During a breakout discussion afterward, Kerrey was asked if he considered Harvard to be part of a “bubble” of New England higher education. “I don’t think we should be defensive about living in a New England bubble, other than that I’m a Yankee fan,” he responded. “The great thing about Harvard, and all of higher education, is that knowledge gets disseminated, it becomes available. That means you don’t need to be teaching the same laws of thermodynamics that I learned 20 years ago.”

Audience members laugh along with the panelists. Kris Snibbe/Harvard Staff Photographer

The senator also re-emphasized the need for broad-based creative discussion. In one of many literary references, he noted that T.S. Eliot, a Harvard alumnus, was a young man when he wrote “The Love Song of J. Alfred Prufrock,” one of the great screeds about advancing age. “If you went to Washington and took 100 random people out of their offices, the median age would be in the late 20s. One of the most difficult things for young people is to engage with people older than themselves, and we need to encourage younger people to have these discussions.”
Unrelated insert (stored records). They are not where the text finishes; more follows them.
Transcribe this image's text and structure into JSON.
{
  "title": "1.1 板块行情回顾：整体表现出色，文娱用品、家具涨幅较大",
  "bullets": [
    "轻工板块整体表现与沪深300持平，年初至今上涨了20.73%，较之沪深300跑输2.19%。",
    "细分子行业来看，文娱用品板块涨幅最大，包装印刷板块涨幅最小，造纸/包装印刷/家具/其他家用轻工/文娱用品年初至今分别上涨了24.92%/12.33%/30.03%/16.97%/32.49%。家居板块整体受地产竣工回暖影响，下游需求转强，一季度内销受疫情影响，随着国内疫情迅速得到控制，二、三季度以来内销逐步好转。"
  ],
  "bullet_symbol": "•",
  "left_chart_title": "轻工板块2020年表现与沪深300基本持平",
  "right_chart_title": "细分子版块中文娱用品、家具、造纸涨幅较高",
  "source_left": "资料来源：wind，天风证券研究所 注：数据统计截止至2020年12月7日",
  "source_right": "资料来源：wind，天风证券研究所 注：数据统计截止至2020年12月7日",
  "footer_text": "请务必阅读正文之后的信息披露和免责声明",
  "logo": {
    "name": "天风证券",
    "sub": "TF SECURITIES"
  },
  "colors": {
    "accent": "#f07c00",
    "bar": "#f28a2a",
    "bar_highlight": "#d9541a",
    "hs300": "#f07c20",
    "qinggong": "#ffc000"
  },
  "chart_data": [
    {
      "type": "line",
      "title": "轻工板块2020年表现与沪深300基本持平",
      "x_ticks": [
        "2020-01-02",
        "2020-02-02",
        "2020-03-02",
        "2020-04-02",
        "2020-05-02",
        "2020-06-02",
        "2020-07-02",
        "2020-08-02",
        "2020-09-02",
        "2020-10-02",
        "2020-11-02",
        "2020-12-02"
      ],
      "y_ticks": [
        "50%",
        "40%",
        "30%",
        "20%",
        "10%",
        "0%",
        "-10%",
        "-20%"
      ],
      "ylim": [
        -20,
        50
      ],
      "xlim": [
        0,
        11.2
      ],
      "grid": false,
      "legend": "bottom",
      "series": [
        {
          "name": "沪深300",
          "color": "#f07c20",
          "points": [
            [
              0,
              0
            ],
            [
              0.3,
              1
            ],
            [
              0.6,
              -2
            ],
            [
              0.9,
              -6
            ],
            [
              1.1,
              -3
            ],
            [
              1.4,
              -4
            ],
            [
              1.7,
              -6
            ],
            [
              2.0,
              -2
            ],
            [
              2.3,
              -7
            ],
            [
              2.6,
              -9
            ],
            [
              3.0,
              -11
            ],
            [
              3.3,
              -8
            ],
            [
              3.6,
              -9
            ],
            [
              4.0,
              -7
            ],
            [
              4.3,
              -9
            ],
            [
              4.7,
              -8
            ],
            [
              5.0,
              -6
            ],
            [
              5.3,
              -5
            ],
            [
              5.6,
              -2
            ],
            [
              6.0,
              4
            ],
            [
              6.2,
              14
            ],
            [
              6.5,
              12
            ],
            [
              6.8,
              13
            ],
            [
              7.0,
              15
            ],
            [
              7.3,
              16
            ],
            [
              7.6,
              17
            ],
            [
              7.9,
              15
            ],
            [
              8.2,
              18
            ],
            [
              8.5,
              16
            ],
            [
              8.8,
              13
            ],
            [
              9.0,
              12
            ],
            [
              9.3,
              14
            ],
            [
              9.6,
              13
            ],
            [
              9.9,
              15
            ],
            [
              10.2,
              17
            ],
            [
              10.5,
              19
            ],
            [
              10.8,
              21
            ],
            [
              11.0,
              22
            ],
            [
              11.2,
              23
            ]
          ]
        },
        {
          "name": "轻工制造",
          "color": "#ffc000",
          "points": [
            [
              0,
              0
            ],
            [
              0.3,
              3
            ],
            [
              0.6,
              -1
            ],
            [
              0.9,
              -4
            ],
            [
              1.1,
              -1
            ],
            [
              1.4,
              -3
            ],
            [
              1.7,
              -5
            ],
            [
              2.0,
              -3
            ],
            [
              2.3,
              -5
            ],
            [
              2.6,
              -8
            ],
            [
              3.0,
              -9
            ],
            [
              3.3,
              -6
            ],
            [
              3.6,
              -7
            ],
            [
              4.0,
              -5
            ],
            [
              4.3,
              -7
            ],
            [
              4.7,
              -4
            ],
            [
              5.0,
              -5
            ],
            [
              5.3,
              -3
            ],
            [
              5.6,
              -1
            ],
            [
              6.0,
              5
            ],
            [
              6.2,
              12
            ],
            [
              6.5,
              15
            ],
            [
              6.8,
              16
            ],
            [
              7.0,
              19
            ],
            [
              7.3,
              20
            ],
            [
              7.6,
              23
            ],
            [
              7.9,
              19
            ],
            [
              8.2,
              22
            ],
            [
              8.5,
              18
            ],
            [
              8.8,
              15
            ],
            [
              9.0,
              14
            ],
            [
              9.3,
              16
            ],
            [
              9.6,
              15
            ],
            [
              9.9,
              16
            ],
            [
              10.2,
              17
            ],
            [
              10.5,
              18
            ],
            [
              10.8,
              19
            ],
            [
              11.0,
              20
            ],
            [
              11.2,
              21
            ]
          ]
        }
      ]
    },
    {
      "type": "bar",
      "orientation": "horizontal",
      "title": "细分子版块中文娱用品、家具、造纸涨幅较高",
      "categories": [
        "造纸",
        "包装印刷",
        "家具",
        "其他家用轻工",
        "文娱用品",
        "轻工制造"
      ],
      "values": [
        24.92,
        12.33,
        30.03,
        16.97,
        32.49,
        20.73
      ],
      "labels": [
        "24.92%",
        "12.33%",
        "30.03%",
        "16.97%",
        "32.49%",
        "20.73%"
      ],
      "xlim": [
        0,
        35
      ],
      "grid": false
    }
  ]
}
Harvard President Larry Bacow’s opening remarks at the conference emphasized the need to meet new educational challenges. “Working with technology has forced us to think much harder about how we organize information. The faculty is focused in a very deep way on how we can help our students learn, how we can adapt our teaching. And I think we’re a much better institution as a result.”

The seventh annual conference hosted more than 300 faculty members, academic professionals, students, and researchers with representation from all Harvard Schools.

While the first set of breakout sessions continued the morning plenary discussion, giving attendees an opportunity to ask pointed questions and reflect on faculty and student implications for building an intentional university, the second set of concurrent breakouts provided an outlet for participants to gain insights, resources, and strategies to apply learning science principles in their own contexts.